Mein Problem ist heute allerdings ein anderes: Meine Ausstattung zuhause ist dank gezielter Abonnements komplett - mich kann so gar keine Prämie mehr reizen. Doch hin und wieder passiert es immer noch. Beispielsweise neulich auf meinem Handy. Eine unerwartete SMS informierte darüber, dass für mich ein Hotelgutschein in Höhe von 800 Euro hinterlegt sei. Die Call-Agentin unter der dazugehörigen 0180-Nummer bestätigte das Angebot, allerdings sei einzige Bedingung, ein Abonnement - ganz gleich welchen Objektes - zu bestellen. Auf Nachfrage wurde mir versichert, dass ich weder im Hotel speisen müsse noch sonstige Zahlungen zu leisten hätte.
Allerdings: Sofortige Bekanntgabe meiner BLZ und Kontoverbindung, damit die quartalsweise Abrechnung meines Selbst ist der Mann erfolgen könne. Seitdem sitze ich auf gepackten Koffern. Auf das Heft warte ich zwar noch. Doch das als sensationell angekündigte Überraschungsgeschenk ist bereits da: ein vierblättriges Kleeblatt.
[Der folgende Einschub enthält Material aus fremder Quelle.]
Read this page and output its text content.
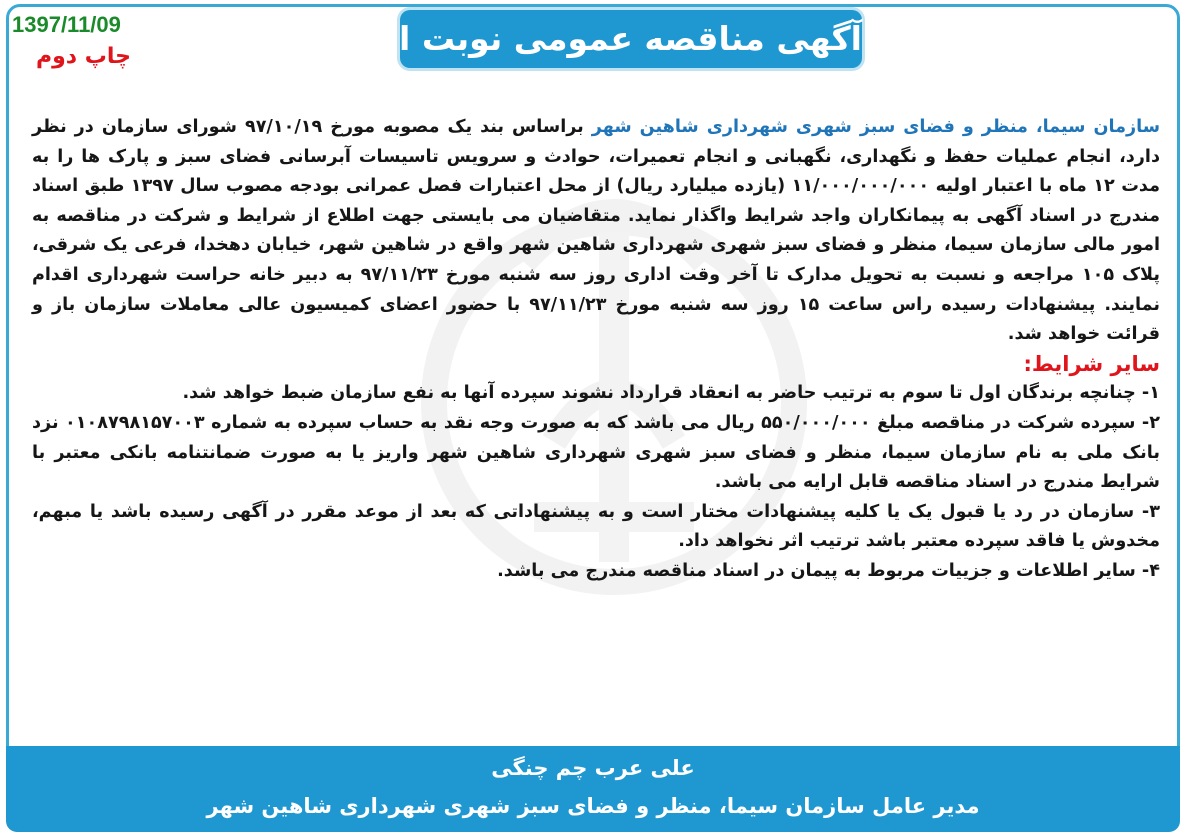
آگهی مناقصه عمومی نوبت اول
1397/11/09
چاپ دوم

سازمان سیما، منظر و فضای سبز شهری شهرداری شاهین شهر براساس بند یک مصوبه مورخ ۹۷/۱۰/۱۹ شورای سازمان در نظر دارد، انجام عملیات حفظ و نگهداری، نگهبانی و انجام تعمیرات، حوادث و سرویس تاسیسات آبرسانی فضای سبز و پارک ها را به مدت ۱۲ ماه با اعتبار اولیه ۱۱/۰۰۰/۰۰۰/۰۰۰ (یازده میلیارد ریال) از محل اعتبارات فصل عمرانی بودجه مصوب سال ۱۳۹۷ طبق اسناد مندرج در اسناد آگهی به پیمانکاران واجد شرایط واگذار نماید. متقاضیان می بایستی جهت اطلاع از شرایط و شرکت در مناقصه به امور مالی سازمان سیما، منظر و فضای سبز شهری شهرداری شاهین شهر واقع در شاهین شهر، خیابان دهخدا، فرعی یک شرقی، پلاک ۱۰۵ مراجعه و نسبت به تحویل مدارک تا آخر وقت اداری روز سه شنبه مورخ ۹۷/۱۱/۲۳ به دبیر خانه حراست شهرداری اقدام نمایند. پیشنهادات رسیده راس ساعت ۱۵ روز سه شنبه مورخ ۹۷/۱۱/۲۳ با حضور اعضای کمیسیون عالی معاملات سازمان باز و قرائت خواهد شد.

سایر شرایط:

۱- چنانچه برندگان اول تا سوم به ترتیب حاضر به انعقاد قرارداد نشوند سپرده آنها به نفع سازمان ضبط خواهد شد.

۲- سپرده شرکت در مناقصه مبلغ ۵۵۰/۰۰۰/۰۰۰ ریال می باشد که به صورت وجه نقد به حساب سپرده به شماره ۰۱۰۸۷۹۸۱۵۷۰۰۳ نزد بانک ملی به نام سازمان سیما، منظر و فضای سبز شهری شهرداری شاهین شهر واریز یا به صورت ضمانتنامه بانکی معتبر با شرایط مندرج در اسناد مناقصه قابل ارایه می باشد.

۳- سازمان در رد یا قبول یک یا کلیه پیشنهادات مختار است و به پیشنهاداتی که بعد از موعد مقرر در آگهی رسیده باشد یا مبهم، مخدوش یا فاقد سپرده معتبر باشد ترتیب اثر نخواهد داد.

۴- سایر اطلاعات و جزییات مربوط به پیمان در اسناد مناقصه مندرج می باشد.

علی عرب چم چنگی
مدیر عامل سازمان سیما، منظر و فضای سبز شهری شهرداری شاهین شهر
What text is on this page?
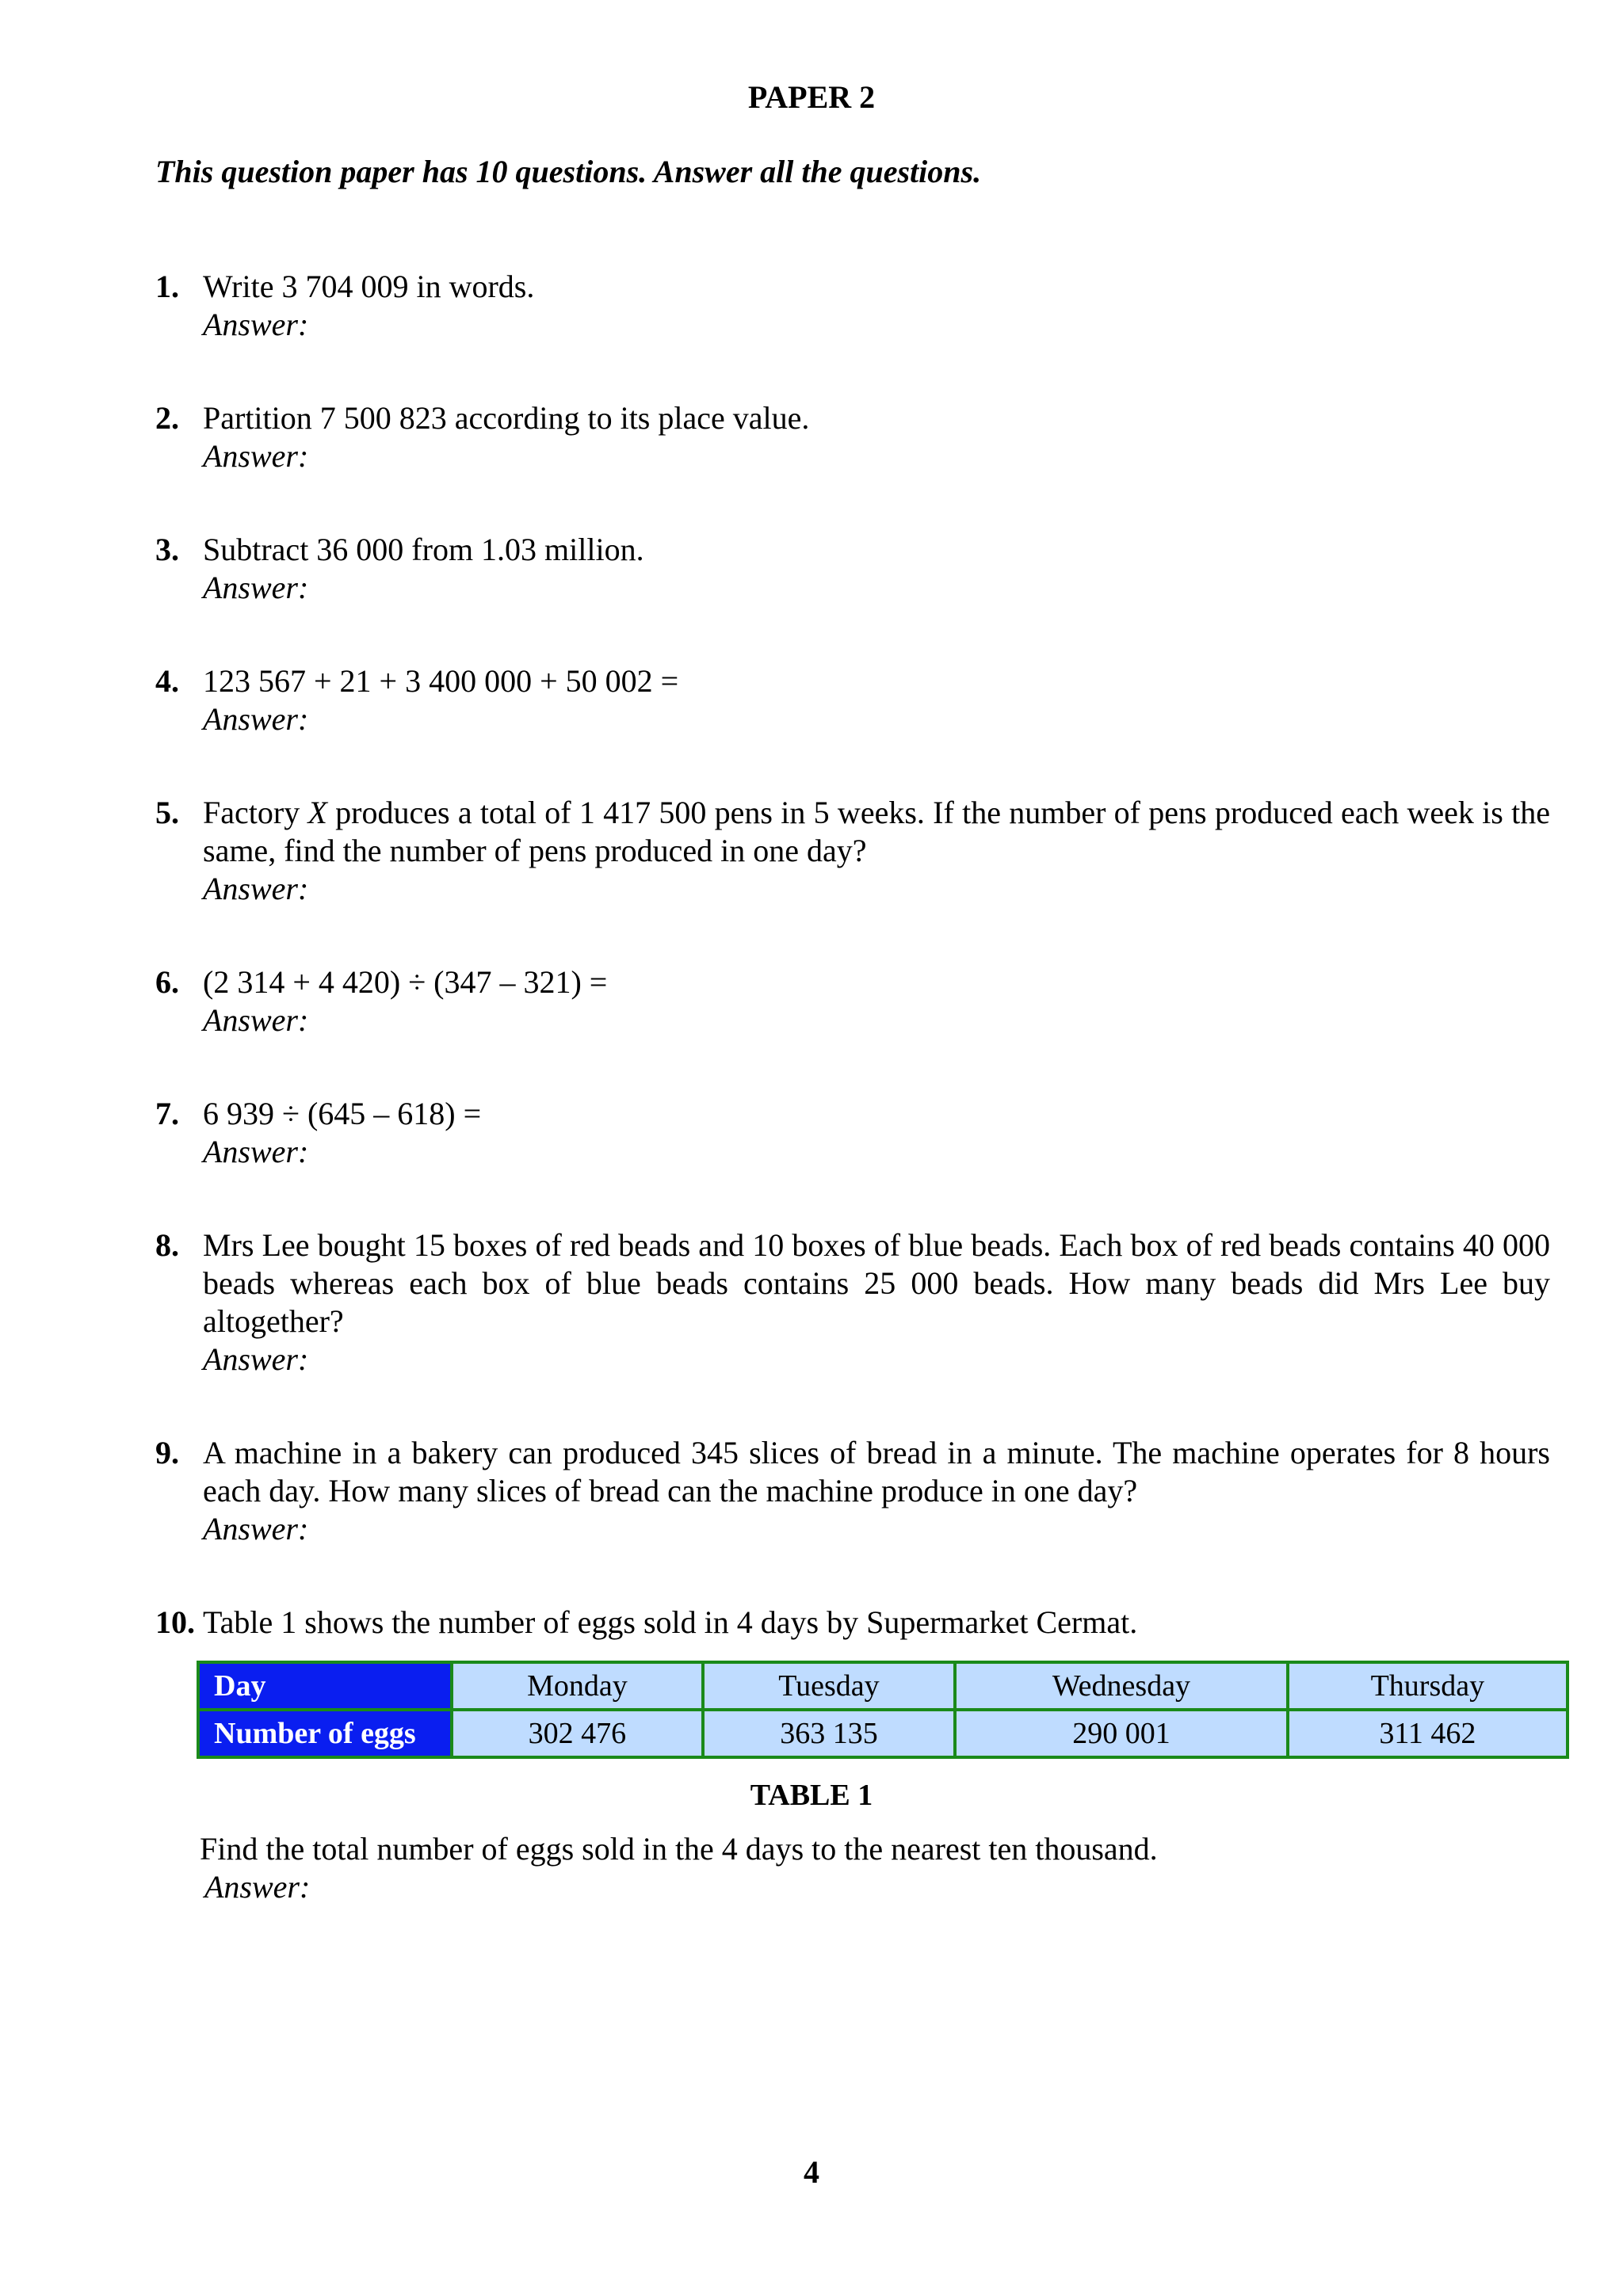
PAPER 2
This question paper has 10 questions. Answer all the questions.
1. Write 3 704 009 in words.
Answer:
2. Partition 7 500 823 according to its place value.
Answer:
3. Subtract 36 000 from 1.03 million.
Answer:
4. 123 567 + 21 + 3 400 000 + 50 002 =
Answer:
5. Factory X produces a total of 1 417 500 pens in 5 weeks. If the number of pens produced each week is the same, find the number of pens produced in one day?
Answer:
6. (2 314 + 4 420) ÷ (347 – 321) =
Answer:
7. 6 939 ÷ (645 – 618) =
Answer:
8. Mrs Lee bought 15 boxes of red beads and 10 boxes of blue beads. Each box of red beads contains 40 000 beads whereas each box of blue beads contains 25 000 beads. How many beads did Mrs Lee buy altogether?
Answer:
9. A machine in a bakery can produced 345 slices of bread in a minute. The machine operates for 8 hours each day. How many slices of bread can the machine produce in one day?
Answer:
10. Table 1 shows the number of eggs sold in 4 days by Supermarket Cermat.
Day	Monday	Tuesday	Wednesday	Thursday
Number of eggs	302 476	363 135	290 001	311 462
TABLE 1
Find the total number of eggs sold in the 4 days to the nearest ten thousand.
Answer:
4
Bei diesem Engagement wundert es nicht, dass für Kundenbetreuung kein Geld mehr ausgegeben werden kann. Und auch nicht sollte. Denn die Halbwertzeit eines Abonnenten lässt sich auch durch unsinnige Kundendialoge nicht verlängern. Die verblüfften Mitarbeiter kläre ich auf: Mit jedem Brief lassen wir den Kunden spüren, dass wir da sind. Und erinnern ihn an seine Aversion, sich an wen oder was auch immer - vor allem aber an uns - zu binden.
Neulich übrigens hatte ich einen Albtraum: Ich träumte, die Mediaplaner hätten bei den Verlagen erreicht, dass jemand nur dann als Abonnent gezählt werden dürfe, wenn er nachweislich das Heft auch wirklich liest. Die Verlage gaben den Druck an uns Käufer weiter: Prämie nur nach regelmäßig bestandenem ungestützten Recall. Ich sah mich schon pauken, instruiert von meiner betagten Nachbarin, an die ich meine Bunte Woche für Woche ungelesen weiterreiche.
Ich wachte schweißgebadet auf und war erleichtert: Es ist zum Glück immer noch wahr - ich muss die Illustrierte nicht selbst lesen und darf den Eierkocher dennoch behalten. Wer weiß, was die Zukunft bringen wird: Erhalte ich schon bald meinen Eierkocher auch am Kiosk, wenn ich mich verpflichte, regelmäßig wiederzukommen und meine Bunte zu kaufen? Lassen wir uns überraschen!
Christian Meyer ist Chef der Hamburger Agentur crm communications.